With the arrival of Raspberry Pi 5 it's a brave new world for my favourite little computer. The new shiny PCI-Express header allows super-duper-fast peripherals to bypass the bottleneck that is USB. An instant ask is for NVMe SSD drive support. One of the first to appear, pictured here, is the classic Argon ONE case updated for Raspberry Pi 5 and an NVMe M.2 to PCI-E adaptor built into the base.

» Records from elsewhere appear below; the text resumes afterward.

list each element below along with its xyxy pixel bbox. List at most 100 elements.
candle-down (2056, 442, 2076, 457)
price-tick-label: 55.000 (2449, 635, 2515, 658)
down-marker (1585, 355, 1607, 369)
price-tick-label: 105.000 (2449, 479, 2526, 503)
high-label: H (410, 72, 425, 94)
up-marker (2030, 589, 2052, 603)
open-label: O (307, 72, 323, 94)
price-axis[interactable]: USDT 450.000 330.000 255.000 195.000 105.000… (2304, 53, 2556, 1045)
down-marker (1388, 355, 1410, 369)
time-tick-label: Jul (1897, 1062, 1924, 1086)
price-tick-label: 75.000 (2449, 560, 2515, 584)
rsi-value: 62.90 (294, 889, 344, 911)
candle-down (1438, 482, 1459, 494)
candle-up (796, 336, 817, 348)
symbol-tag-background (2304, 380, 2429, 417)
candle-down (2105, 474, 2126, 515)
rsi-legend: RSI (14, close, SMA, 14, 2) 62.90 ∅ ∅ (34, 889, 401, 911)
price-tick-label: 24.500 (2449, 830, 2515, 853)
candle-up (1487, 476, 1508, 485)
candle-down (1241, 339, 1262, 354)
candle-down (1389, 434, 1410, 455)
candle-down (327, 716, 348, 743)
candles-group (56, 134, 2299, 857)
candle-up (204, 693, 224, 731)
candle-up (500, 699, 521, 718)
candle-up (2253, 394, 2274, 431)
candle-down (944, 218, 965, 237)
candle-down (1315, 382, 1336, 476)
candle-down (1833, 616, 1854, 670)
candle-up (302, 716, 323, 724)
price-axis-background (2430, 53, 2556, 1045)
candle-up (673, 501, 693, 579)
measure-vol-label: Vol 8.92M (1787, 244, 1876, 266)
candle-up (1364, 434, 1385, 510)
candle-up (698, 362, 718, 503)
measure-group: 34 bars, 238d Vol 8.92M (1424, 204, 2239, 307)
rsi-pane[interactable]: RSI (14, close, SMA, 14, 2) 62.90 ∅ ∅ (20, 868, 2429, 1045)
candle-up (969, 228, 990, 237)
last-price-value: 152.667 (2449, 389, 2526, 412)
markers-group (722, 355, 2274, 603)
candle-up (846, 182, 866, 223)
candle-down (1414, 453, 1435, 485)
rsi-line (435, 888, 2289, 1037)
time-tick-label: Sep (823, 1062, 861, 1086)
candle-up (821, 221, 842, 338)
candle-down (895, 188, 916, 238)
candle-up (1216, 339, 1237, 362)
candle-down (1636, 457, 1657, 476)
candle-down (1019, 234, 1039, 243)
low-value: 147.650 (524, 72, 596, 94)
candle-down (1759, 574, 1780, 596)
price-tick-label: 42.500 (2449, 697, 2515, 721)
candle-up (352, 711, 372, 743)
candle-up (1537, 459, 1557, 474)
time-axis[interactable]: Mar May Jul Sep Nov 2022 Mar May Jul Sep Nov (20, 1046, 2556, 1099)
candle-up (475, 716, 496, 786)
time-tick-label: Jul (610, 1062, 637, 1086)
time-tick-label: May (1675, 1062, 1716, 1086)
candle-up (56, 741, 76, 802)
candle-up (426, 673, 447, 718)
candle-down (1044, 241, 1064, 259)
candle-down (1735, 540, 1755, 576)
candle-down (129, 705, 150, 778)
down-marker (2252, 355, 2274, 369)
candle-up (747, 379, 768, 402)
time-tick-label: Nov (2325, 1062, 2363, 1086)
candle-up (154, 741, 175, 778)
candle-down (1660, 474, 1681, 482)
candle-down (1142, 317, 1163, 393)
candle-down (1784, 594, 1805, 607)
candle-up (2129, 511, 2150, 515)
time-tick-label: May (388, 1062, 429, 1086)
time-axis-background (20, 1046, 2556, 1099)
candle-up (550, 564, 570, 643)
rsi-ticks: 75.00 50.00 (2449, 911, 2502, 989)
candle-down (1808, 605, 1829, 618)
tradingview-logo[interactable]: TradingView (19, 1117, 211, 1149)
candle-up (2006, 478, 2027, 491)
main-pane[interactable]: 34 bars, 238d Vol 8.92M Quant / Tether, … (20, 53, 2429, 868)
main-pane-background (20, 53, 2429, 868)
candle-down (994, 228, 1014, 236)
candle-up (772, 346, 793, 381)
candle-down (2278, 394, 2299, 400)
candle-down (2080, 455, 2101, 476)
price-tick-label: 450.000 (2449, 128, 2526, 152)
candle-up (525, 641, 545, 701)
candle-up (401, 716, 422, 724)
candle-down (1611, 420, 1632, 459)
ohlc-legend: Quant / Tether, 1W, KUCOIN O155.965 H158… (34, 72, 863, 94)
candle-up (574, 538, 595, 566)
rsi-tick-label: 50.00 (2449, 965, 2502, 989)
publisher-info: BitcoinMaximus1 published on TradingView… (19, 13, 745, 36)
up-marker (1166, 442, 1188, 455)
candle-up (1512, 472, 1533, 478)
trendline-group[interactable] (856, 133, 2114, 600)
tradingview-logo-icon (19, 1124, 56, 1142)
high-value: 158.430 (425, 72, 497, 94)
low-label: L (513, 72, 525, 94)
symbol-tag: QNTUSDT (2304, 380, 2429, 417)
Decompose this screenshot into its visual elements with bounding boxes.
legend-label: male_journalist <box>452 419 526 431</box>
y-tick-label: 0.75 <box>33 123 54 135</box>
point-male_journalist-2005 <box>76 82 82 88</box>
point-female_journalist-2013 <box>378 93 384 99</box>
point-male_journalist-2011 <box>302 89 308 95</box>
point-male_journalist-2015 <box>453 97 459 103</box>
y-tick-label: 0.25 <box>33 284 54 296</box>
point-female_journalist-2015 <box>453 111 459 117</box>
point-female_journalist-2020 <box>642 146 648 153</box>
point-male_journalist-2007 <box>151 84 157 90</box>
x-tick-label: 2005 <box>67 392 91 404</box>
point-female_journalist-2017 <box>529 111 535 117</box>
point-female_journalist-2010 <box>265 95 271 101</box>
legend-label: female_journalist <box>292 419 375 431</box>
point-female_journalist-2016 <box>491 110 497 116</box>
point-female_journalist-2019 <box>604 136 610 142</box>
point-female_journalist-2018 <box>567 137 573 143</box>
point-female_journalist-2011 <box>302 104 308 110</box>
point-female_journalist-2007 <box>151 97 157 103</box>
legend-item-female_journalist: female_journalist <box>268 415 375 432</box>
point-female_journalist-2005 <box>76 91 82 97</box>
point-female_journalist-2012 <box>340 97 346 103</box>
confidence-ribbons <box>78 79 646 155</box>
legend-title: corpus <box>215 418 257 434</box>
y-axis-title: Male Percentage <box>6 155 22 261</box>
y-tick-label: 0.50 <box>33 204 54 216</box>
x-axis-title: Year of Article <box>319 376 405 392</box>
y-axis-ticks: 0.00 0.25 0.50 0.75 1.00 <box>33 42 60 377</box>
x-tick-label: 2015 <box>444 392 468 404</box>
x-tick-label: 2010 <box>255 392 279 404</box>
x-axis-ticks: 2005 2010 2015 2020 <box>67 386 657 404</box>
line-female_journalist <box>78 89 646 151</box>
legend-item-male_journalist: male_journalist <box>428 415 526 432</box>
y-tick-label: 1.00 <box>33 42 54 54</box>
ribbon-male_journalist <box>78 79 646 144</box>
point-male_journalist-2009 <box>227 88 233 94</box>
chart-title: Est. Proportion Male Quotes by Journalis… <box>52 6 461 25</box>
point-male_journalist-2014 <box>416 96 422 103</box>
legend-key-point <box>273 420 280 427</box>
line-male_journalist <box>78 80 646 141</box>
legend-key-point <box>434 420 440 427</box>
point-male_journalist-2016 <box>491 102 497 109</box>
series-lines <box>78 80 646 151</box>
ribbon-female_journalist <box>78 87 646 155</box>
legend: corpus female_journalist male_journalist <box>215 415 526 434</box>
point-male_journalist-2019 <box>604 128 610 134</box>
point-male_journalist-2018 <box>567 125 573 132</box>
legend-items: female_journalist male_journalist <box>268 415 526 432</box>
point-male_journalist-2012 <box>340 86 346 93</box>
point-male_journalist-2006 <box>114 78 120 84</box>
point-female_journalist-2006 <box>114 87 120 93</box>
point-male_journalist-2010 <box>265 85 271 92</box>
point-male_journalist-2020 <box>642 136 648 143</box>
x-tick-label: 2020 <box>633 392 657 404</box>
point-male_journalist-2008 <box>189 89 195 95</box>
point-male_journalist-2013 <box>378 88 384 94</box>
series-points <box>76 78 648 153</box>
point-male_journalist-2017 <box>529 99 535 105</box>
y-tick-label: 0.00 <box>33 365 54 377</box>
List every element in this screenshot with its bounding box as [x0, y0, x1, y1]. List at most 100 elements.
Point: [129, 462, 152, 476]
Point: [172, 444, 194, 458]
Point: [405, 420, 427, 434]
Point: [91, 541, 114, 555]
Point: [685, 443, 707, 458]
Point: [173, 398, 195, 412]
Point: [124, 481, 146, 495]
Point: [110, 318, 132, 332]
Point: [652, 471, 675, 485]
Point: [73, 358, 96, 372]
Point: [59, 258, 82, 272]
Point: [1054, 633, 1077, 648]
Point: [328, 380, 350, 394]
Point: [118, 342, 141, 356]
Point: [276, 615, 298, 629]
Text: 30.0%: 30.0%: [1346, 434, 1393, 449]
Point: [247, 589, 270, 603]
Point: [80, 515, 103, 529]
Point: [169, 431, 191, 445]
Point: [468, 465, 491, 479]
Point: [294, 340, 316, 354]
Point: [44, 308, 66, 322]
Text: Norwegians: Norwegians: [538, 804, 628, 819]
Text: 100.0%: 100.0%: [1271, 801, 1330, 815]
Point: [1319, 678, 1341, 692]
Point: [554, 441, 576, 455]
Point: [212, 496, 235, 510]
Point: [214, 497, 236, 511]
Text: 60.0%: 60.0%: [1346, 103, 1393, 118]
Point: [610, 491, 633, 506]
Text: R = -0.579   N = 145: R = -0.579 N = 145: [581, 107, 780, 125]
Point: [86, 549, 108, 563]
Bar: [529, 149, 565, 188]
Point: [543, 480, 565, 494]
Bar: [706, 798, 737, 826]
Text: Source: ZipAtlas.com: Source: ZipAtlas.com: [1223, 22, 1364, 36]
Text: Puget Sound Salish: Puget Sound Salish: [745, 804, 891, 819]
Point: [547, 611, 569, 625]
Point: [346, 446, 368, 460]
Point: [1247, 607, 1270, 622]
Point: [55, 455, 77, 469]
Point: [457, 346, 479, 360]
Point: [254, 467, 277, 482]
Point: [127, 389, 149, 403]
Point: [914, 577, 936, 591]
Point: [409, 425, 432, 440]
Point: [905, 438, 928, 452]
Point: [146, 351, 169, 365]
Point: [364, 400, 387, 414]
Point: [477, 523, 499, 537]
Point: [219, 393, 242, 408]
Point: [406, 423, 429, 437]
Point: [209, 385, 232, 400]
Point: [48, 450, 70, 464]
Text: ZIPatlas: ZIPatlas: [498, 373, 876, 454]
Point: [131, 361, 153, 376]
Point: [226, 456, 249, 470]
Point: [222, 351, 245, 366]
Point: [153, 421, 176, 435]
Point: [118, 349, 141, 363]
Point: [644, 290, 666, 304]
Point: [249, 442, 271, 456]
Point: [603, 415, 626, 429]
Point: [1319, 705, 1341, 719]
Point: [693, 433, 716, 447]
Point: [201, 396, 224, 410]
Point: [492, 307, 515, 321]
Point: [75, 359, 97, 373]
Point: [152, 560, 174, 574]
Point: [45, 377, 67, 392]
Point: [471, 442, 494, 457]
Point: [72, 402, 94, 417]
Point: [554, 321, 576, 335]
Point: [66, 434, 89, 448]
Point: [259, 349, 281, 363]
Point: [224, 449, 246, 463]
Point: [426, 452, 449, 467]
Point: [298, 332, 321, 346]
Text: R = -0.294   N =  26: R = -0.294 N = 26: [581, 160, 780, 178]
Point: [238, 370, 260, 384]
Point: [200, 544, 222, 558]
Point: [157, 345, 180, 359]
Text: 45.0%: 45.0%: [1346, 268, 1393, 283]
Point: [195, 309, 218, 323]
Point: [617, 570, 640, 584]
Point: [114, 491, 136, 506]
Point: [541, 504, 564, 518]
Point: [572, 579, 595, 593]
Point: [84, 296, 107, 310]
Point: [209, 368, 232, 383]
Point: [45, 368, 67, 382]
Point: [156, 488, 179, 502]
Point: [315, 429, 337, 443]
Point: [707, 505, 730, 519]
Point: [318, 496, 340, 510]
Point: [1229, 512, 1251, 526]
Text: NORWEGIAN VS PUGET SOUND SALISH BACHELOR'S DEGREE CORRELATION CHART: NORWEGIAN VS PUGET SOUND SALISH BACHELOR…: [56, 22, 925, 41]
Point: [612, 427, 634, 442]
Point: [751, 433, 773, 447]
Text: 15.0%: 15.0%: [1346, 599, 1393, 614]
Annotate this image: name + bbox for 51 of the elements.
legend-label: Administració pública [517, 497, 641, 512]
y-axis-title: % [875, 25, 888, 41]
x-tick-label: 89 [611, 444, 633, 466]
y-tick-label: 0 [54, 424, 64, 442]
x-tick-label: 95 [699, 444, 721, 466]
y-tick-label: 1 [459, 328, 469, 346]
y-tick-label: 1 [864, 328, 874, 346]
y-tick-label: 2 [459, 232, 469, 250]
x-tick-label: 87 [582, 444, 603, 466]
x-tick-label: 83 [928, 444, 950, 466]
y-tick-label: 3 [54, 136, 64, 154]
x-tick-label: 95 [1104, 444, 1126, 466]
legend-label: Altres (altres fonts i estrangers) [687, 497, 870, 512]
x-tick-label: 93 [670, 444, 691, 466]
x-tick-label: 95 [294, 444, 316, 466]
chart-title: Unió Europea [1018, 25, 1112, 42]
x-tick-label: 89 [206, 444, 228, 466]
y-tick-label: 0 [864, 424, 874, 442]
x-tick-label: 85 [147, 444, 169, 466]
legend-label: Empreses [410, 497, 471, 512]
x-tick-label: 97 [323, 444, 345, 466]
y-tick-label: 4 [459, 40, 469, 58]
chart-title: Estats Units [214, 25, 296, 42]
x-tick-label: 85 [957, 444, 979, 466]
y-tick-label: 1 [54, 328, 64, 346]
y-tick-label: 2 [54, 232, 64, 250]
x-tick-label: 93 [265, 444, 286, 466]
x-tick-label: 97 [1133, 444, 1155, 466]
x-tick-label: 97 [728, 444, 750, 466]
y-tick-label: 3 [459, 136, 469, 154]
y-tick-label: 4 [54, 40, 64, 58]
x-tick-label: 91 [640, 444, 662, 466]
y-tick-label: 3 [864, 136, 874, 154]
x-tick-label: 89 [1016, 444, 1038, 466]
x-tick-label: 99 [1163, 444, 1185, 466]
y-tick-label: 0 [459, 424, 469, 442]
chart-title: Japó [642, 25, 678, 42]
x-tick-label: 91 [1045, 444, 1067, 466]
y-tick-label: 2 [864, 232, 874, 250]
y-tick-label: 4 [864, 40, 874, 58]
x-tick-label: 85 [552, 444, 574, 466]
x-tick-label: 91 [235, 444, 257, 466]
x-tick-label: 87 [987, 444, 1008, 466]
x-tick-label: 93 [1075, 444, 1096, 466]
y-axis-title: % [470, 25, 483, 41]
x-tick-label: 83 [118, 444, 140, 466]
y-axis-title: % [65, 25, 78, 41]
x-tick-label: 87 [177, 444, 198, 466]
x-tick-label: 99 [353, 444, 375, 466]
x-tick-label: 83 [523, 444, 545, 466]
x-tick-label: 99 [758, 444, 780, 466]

I eagerly procured a 1TB NVMe SSD, popped open the bottom of the case, fitted the PCB, put everything back together again, made sure the ribbon cable was correctly connected to both the Pi and the drive, booted and ...nothing. The Raspberry Pi happily booted off the existing SD Card, but no sign of the NVMe drive in /dev
. Nada. Ziltch.
If you've found yourself in the same boat, here's the solution. The current stock bootloader does not support NVMe devices. The OS will simply ignore them. To get everything running:
- Open a command line terminal
- Run:
sudo raspi-config
- When the menu appears, select
Advanced Options
- Then
Bootloader Version
- Finally
Latest
to select the bootloader with NVMe support - Confirm with
Yes
- Press escape until you are asked if you want to reboot - you do
When the OS has rebooted:
- Open a terminal window
- Run:
blkid
- Look at the results - you should now see a
/dev/nvme*
device
You're now ready to partition and format the drive. Once it's ready for use, you can use raspi-config
again to set it to be the default boot drive and say goodbye to SD cards.